着物の歴史

着物の歴史は、服装史を学ぶと見えてきます。
人類は猿人(アウストラロピテクス)から始まり、原人(ホモ・エレクトス)、旧人(ホモ・ネアンデルターレンシスなど)を経て、新人(ホモ・サピエンス)と進化をしてきました。
2本足歩行になり、身体を覆っていた毛がなると、暑さや寒さ、怪我などから身体を守るため、体にまとうものを調達するようになります。

縄文時代には、しゃけ等の大きな魚の皮や、獲物の獣毛、樹木の皮等を身にまとったのが、衣服の始まりです。農耕が発達すると繊維が生まれます。その繊維を組み合わせる織物が定着していきます。

女王卑弥呼の邪馬台国が存在したと言われる弥生時代の「魏志倭人伝」には、男子は袈裟衣(けさい)、女子は貫頭衣(かんとうい)を着用していたことが残されています。

貫頭衣は、大きい布の真ん中に穴を開けて、そこから頭を出して着る服です。てるてる坊主のようだと思った記憶があります。
袈裟衣は、1枚の布を肩からかけて前で結び、もう1枚の布を腰に巻いて前で結んで着る服です。インドのサリーと似ているなと思いました。個人的な感想です。

古墳時代は、たくさんの土偶やはにわから、その衣装が伺えます。
男子の衣袴(きぬばかま)、女子の衣裳(きぬも)に見られる衿の袷は左衽(さじん)でした。現在とは反対の打ち合わせです。

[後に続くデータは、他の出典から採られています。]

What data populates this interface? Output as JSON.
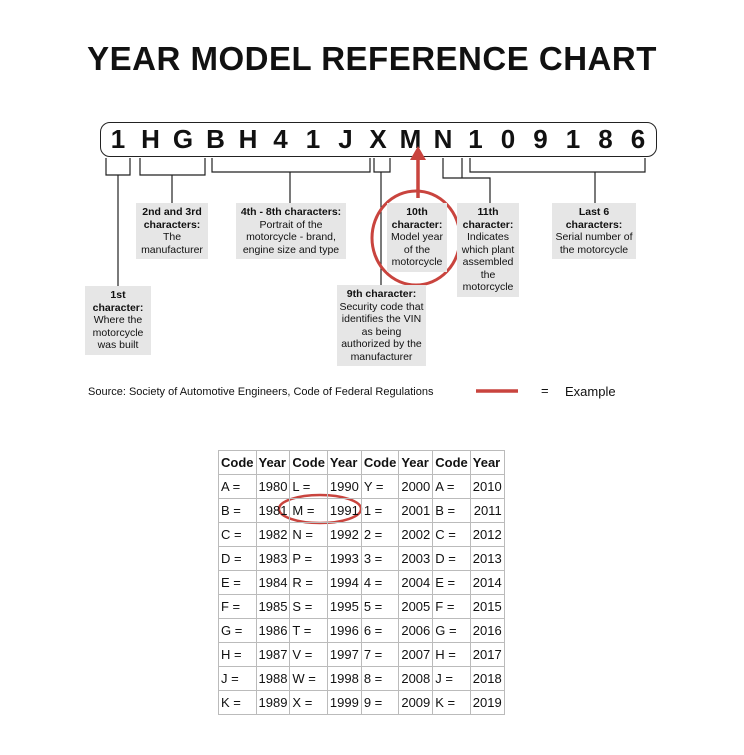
{
  "title": "YEAR MODEL REFERENCE CHART",
  "vin": [
    "1",
    "H",
    "G",
    "B",
    "H",
    "4",
    "1",
    "J",
    "X",
    "M",
    "N",
    "1",
    "0",
    "9",
    "1",
    "8",
    "6"
  ],
  "labels": {
    "c1": {
      "head": "1st character:",
      "body": "Where the motorcycle was built"
    },
    "c23": {
      "head": "2nd and 3rd characters:",
      "body": "The manufacturer"
    },
    "c48": {
      "head": "4th - 8th characters:",
      "body": "Portrait of the motorcycle - brand, engine size and type"
    },
    "c9": {
      "head": "9th character:",
      "body": "Security code that identifies the VIN as being authorized by the manufacturer"
    },
    "c10": {
      "head": "10th character:",
      "body": "Model year of the motorcycle"
    },
    "c11": {
      "head": "11th character:",
      "body": "Indicates which plant assembled the motorcycle"
    },
    "last6": {
      "head": "Last 6 characters:",
      "body": "Serial number of the motorcycle"
    }
  },
  "source": "Source:  Society of Automotive Engineers, Code of Federal Regulations",
  "legend": {
    "eq": "=",
    "label": "Example",
    "color": "#c9443e"
  },
  "table": {
    "headers": [
      "Code",
      "Year",
      "Code",
      "Year",
      "Code",
      "Year",
      "Code",
      "Year"
    ],
    "rows": [
      [
        "A =",
        "1980",
        "L =",
        "1990",
        "Y =",
        "2000",
        "A =",
        "2010"
      ],
      [
        "B =",
        "1981",
        "M =",
        "1991",
        "1 =",
        "2001",
        "B =",
        "2011"
      ],
      [
        "C =",
        "1982",
        "N =",
        "1992",
        "2 =",
        "2002",
        "C =",
        "2012"
      ],
      [
        "D =",
        "1983",
        "P =",
        "1993",
        "3 =",
        "2003",
        "D =",
        "2013"
      ],
      [
        "E =",
        "1984",
        "R =",
        "1994",
        "4 =",
        "2004",
        "E =",
        "2014"
      ],
      [
        "F =",
        "1985",
        "S =",
        "1995",
        "5 =",
        "2005",
        "F =",
        "2015"
      ],
      [
        "G =",
        "1986",
        "T =",
        "1996",
        "6 =",
        "2006",
        "G =",
        "2016"
      ],
      [
        "H =",
        "1987",
        "V =",
        "1997",
        "7 =",
        "2007",
        "H =",
        "2017"
      ],
      [
        "J =",
        "1988",
        "W =",
        "1998",
        "8 =",
        "2008",
        "J =",
        "2018"
      ],
      [
        "K =",
        "1989",
        "X =",
        "1999",
        "9 =",
        "2009",
        "K =",
        "2019"
      ]
    ]
  }
}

飛鳥・奈良時代に遣唐使、遣隋使の派遣により、文化の中国のものが入ってきました。男性は衣(きぬ)に袴(はかま)、女性は衣に裙(も)をつけました。
奈良時代に、衿の合わせ方が、現代の右衽(うじん)にかわりました。

平安時代の衣装は十二単衣と束帯が有名ですね。これは公家の晴装束です。
現代では、結婚式に着るカップルも割と多くいらっしゃいます。
十二単衣は実は略称で、正式には唐衣裳装束、女房装束といいます。

鎌倉・室町時代には武家が力を持ちます。武家男子の直垂(ひたたれ)、女子の衣袴(きぬばかま)が代表的な衣装です。
この時代、下に着られていた小袖が表に現れてきます。この小袖が現在のきものの原型です。

安土・桃山時代には、染色技術も大いに発展して小袖の模様が豪華になってきます。男性は、鎌倉・室町時代に生まれた肩衣袴(かたぎぬばかま)、女子は打掛姿(うちかけすがた)、腰巻姿(腰巻姿)です。
辻が花染めが生まれたのもこの時代です。

江戸時代は、時代劇などで見られるように、現代の着物と形はほとんど変わりません。小袖に締めるものとして、今までなかった帯が生まれます。

明治時代になると、文明開化の影響で洋服が着られるようになってきます。
大正、昭和と着物姿が少なくなり、現代の平成になっています。

きもの

豪華絢爛なものが、徐々に簡素化されていき、現代の着物になりました。シンプルになったおかげで、私たちは今、着物を楽しむことが出来ています。
それでも、自分で着るのはなかなか難しいですし、着せてもらえば、着付け代は安くはないでしょう。
たくさんの人が、自分で着物を着れるようになってほしいし、着物を着る機会をたくさん作りたいです。

そのために、自分に何が出来るか、そんなことを日々考えて暮らしております。